Woman laying at a tree root laughing

  • Jun 16, 2022

Oak as Metaphor for the Wild Soul

With the well-known metaphor of the tiny acorn I unpack three aspects of stepping into the fullness of our being, discussing what I mean when I speak of the Wild Soul.

Stay tuned!

Collection: Spirituality


Education focuses on important skills such as math and language, that are useful to participate in society. However, this often happens at the expense of developing equally important expressive and intuitive abilities and trust in our unique contributions and points of view, or what I call the ‘Wild Soul’. In this post I refer to the acorn as an image of our original blueprint that makes us into who we are. 

Acorn becomes an Oak

It is a well-known metaphor, of the tiny acorn that carries the majestic fullness of the oak tree inside it. I see three characteristics that are important in the process of acorn becoming oak, that can be used for us stepping into our majestic fullness as well:

  1. Its unstoppable life force and creative drive that empowers it to grow roots and reach for the sun. In Traditional Chinese Medicine this force is called ‘qi’, and exists in humans, animals, and even inanimate beings. Where the tree’s sap stream transports nutrients and maintains biological processes such as growing branches, blossoms and leaves, our life force energy pumps the heart to circulate blood, grows our fingernails and hair, and takes care of myriad other essential processes to support our physical survival.

  2. The external circumstances that influence its shape and form. Factors such as temperature, moist, fertile soil, light, space to grow its roots and branches, sudden environmental disasters, or animal damage to root, trunk, or leaf all contribute to the overall structure and expression of the tree. I liken this to our personality; we are equally molded by external circumstances such as prevailing winds that bend our branches in a certain direction, the depth of our roots that affect our sense of stability and so on.

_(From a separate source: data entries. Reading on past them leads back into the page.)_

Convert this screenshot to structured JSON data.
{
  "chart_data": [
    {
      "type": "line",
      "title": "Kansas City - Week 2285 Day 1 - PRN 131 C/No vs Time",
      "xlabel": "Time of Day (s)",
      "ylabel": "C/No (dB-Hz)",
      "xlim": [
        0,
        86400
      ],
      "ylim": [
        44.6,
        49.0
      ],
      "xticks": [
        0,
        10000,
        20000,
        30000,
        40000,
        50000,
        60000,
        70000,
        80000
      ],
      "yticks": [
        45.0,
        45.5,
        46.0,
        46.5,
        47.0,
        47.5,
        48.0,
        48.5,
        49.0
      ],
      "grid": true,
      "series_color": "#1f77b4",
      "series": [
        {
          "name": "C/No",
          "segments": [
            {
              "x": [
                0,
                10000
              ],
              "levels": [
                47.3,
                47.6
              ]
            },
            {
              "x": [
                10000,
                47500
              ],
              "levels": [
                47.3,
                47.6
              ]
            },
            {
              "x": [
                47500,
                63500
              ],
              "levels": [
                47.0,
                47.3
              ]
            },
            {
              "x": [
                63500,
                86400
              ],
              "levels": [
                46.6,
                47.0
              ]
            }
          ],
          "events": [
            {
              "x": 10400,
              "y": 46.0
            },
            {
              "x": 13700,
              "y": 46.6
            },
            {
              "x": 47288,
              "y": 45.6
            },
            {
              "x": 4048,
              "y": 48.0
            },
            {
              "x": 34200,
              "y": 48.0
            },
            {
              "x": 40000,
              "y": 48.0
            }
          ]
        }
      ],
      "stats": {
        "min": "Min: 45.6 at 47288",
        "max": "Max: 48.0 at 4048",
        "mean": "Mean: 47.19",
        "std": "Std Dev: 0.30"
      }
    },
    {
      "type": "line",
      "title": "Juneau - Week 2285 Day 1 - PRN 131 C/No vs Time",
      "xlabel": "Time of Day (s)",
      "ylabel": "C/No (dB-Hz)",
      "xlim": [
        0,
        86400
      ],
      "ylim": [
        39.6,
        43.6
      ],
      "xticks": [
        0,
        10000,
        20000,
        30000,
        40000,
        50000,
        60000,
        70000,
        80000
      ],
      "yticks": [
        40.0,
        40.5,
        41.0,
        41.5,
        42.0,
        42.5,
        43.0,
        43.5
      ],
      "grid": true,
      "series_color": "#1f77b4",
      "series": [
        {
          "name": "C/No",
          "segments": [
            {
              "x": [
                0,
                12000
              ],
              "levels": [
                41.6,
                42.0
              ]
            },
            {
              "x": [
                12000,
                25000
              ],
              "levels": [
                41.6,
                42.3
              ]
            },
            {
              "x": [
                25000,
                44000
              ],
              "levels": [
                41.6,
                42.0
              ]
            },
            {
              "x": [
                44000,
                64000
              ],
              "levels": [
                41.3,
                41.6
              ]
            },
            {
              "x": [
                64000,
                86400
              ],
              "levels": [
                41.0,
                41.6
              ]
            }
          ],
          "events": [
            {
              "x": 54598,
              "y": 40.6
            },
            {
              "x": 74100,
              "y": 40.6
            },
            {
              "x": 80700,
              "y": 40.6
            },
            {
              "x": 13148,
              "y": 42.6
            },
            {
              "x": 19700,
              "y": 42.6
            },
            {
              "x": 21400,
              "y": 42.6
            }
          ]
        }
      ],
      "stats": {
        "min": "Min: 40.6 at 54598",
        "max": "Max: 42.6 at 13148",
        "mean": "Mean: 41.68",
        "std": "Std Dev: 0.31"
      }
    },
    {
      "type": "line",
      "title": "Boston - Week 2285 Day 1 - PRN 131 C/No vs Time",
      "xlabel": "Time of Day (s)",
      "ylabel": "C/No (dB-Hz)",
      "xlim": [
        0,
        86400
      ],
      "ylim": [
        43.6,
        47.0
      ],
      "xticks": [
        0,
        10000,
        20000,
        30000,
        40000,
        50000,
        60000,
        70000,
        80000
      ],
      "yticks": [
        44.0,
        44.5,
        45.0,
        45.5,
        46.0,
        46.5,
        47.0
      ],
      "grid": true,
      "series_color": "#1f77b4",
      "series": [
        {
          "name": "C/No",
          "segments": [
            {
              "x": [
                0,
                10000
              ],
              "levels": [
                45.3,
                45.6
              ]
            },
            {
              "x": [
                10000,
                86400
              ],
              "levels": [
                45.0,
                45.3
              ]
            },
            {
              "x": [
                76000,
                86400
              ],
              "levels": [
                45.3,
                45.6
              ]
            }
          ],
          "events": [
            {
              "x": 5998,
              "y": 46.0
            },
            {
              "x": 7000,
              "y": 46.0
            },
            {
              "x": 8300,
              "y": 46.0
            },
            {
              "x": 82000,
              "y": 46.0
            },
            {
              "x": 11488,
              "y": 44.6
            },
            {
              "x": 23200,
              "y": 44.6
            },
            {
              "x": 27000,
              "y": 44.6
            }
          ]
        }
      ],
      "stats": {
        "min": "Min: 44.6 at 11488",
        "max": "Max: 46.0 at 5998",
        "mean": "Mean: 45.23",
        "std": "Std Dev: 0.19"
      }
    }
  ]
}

  3. The unique identity or blueprint that distinguishes oak from birch or hawthorn. No matter its circumstances, the tree always remains its ‘oakness’. On that level of being, there is just no way that the oak could be anything different than what it was always meant to be, even if it is restricted by a wall or would receive less light in a dense forest than in an open field. This is the original nature or wild soul that I am alluding to in my work.

For most westerners, this quality lies buried deep within. Perhaps we hear its whispers at times, but most of our upbringing, education and society do not seem to care very much for this original wildness. Instead, human beings are grown to conform to a specific (industrial, technological) system, like genetically engineered trees to produce paper more easily, or square tomatoes to meet transport requirements.

Being Yourself Through and Through

If we apply the tree metaphor to human beings, we could ask the following questions:  

  • What does it mean to be yourself through and through? Are you the same self when you are working, taking tea with your parents, creating art, or having solo time? Or are there areas of life that you feel more yourself in than others? This is different to the ‘roles’ you play in specific situations; I’m asking whether your original essence, your ‘youness’, is coming through to color your unique expression of that specific role. 

  • What external long-term conditions or sudden traumatic events effect the way you are, your beliefs about yourself, the world, and your place in it? How nourishing was the soil you grew up in? Were there external circumstances that stunted your growth? Did you have freedom to expand your ‘branches’ in all directions, or could only extend your limbs in the direction your family wanted?

  • How does long term stress at home or at work affect you? Stress is an insidious but often unacknowledged factor that most of us deal with on a regular basis, and which severely hampers all levels of our health and wellbeing. Trees get stressed too, when they have too much or too little water, are exposed to pollution, or suffer damage to the roots. Yes, the tree will remain alive for a time, but if stress factors continue to add up, it will eventually threaten its survival.

In my view, the power of fulling being yourself, and the right to create situations where you are safe and welcome and cherished exactly as you are, are hugely undervalued. 

Dancing in the Muddy Temple

This re-awakening of the core of our being in vibrant connection with the living earth all around us, is at the heart of my new book Dancing in the Muddy Temple: a Moving Spirituality of Land and Body. It is my invocation to return to the Wild Soul within and without, with a deliberate contrast in the title – we generally don’t think of temples or holy places as muddy, messy, blurred, obscure and potentially full of holes and gaps…

“Whereas a transcendent spirituality in a clean and polished space requires or expects us to leave the mud, a body- and nature-based spirituality recognizes that the sublime is right here, in our moving, changing flesh and the land around us. That, to me, is what spirituality is about and which might, in addition, whisper some alternative approaches to systemic collective issues that we are facing at this time.” (Kieft, 2022)

I hope that you too find ways to express your spirituality, that are nourishing, uplifting, meaningful, and life-affirming.